To speed up the identification of anti-correlated or anti-associated miRNA-target pairs, this function implements parallel computation via BiocParallel::bpparam(). In this regard, the parallelization behavior can be specified via the BPPARAM parameter.

References

Ritchie ME, Phipson B, Wu D, Hu Y, Law CW, Shi W, Smyth GK (2015). “limma powers differential expression analyses for RNA-sequencing and microarray studies.” Nucleic Acids Research, 43(7), e47. doi:10.1093/nar/gkv007.

Di Wu and others, ROAST: rotation gene set tests for complex microarray experiments, Bioinformatics, Volume 26, Issue 17, September 2010, Pages 2176–2182, https://doi.org/10.1093/bioinformatics/btq401.

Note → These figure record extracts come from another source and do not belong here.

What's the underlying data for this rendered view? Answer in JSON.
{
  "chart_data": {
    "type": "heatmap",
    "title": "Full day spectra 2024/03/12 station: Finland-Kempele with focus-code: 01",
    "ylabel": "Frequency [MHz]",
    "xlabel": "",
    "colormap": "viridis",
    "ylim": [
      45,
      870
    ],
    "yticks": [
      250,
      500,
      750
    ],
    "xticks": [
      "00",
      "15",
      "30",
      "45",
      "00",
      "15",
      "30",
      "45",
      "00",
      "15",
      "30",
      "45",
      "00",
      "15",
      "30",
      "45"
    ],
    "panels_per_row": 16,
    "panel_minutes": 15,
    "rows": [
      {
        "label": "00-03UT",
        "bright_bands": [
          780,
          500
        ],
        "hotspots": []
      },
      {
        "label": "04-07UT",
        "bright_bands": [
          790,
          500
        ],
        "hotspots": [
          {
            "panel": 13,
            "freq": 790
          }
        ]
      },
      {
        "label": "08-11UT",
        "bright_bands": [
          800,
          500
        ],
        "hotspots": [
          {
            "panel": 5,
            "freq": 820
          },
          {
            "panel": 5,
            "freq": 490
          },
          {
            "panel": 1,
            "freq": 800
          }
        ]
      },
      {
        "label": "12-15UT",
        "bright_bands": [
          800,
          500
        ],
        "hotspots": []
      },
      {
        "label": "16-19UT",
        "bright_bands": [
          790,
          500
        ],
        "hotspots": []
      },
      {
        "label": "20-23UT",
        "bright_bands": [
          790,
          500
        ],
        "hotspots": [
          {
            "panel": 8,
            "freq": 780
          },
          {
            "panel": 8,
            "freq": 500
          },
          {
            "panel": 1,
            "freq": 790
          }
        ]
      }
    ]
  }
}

Routledge, R. D. (1994). Practicing Safe Statistics with the Mid-p. The Canadian Journal of Statistics / La Revue Canadienne de Statistique, 22(1), 103–110, https://doi.org/10.2307/3315826.

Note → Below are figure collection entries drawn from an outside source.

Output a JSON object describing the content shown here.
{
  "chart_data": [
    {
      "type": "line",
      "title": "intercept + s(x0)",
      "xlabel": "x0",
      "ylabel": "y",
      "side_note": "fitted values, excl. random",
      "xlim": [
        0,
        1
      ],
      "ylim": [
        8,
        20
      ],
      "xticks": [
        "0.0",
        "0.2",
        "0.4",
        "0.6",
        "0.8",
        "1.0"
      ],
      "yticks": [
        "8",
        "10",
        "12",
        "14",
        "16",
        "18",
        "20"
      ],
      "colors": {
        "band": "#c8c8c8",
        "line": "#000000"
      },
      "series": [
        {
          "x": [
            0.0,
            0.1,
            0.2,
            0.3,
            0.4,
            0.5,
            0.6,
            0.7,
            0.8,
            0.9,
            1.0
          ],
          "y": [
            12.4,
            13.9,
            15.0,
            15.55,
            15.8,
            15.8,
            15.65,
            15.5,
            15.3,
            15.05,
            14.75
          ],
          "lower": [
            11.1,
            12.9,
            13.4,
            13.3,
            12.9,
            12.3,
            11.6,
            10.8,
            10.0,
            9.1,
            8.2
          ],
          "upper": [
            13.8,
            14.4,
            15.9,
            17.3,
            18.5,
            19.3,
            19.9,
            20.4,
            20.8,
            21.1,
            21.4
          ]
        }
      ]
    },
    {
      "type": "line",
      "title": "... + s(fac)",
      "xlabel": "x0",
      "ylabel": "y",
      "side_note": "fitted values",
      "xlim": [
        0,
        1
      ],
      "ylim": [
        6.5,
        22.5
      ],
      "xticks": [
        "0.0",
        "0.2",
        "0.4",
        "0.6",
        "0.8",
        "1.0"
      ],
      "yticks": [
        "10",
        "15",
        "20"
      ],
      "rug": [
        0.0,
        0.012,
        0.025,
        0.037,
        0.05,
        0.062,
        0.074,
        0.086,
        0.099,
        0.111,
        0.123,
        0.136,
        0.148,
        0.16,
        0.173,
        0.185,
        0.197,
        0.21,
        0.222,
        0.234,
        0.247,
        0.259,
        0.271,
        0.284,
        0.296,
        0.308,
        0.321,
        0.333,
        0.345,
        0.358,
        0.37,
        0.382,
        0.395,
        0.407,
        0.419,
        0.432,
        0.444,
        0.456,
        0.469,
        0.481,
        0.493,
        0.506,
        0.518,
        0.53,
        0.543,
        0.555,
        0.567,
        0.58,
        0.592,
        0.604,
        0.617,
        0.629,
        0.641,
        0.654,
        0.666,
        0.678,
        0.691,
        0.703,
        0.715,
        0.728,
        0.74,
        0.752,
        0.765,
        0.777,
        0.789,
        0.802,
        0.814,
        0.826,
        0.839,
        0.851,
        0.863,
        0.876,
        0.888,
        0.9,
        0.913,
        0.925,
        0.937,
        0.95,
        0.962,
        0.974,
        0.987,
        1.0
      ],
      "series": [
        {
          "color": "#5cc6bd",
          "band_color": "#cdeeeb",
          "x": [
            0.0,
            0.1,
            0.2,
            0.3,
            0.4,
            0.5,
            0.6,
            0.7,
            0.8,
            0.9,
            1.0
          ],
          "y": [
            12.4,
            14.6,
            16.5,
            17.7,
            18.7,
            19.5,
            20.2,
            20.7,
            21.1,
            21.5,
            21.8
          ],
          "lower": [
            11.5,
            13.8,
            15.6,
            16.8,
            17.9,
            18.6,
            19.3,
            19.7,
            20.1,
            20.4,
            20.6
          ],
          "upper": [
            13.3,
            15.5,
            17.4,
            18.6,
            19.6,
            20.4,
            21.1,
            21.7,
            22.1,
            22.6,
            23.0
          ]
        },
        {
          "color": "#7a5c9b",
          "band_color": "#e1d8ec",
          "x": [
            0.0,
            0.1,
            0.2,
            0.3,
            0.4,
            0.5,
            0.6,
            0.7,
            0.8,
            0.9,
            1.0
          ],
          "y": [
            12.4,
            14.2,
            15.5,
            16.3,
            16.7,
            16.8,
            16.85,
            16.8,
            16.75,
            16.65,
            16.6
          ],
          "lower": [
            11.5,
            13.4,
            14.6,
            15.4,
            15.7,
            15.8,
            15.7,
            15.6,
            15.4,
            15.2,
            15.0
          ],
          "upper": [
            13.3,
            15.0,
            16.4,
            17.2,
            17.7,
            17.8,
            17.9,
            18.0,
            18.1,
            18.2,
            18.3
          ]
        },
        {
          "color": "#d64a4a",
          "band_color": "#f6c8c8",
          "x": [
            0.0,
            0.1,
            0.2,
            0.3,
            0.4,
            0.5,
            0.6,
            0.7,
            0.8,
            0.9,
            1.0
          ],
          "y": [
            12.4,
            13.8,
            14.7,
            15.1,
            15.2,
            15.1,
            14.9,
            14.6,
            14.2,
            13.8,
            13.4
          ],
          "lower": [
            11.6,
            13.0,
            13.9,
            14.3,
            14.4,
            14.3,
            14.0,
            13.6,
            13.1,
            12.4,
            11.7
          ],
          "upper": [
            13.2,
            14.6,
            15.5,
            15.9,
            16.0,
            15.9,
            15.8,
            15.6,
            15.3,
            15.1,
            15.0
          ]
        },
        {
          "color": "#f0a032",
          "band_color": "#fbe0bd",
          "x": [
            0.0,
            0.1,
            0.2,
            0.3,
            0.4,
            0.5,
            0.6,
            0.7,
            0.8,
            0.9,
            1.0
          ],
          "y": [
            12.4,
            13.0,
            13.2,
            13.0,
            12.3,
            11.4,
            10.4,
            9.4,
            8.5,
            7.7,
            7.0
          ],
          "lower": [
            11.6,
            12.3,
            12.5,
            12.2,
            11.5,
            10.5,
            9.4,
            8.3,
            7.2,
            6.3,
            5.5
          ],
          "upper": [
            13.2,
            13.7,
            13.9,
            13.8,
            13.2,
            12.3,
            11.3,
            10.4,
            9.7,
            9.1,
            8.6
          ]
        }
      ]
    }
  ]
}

Boschloo R.D. (1970). "Raised Conditional Level of Significance for the 2x2-table when Testing the Equality of Two Probabilities". Statistica Neerlandica. 24: 1–35. doi:10.1111/j.1467-9574.1970.tb00104.x.

Author

Jacopo Ronchi, jacopo.ronchi@unimib.it

Examples

# load example MirnaExperiment object
obj <- loadExamples()

# perform integration analysis with default settings
obj <- mirnaIntegration(obj)
#> Since data derive from paired samples, a correlation test will be used.
#> Performing Spearman's correlation analysis...
#> A statistically significant correlation between 215 miRNA-target pairs was found!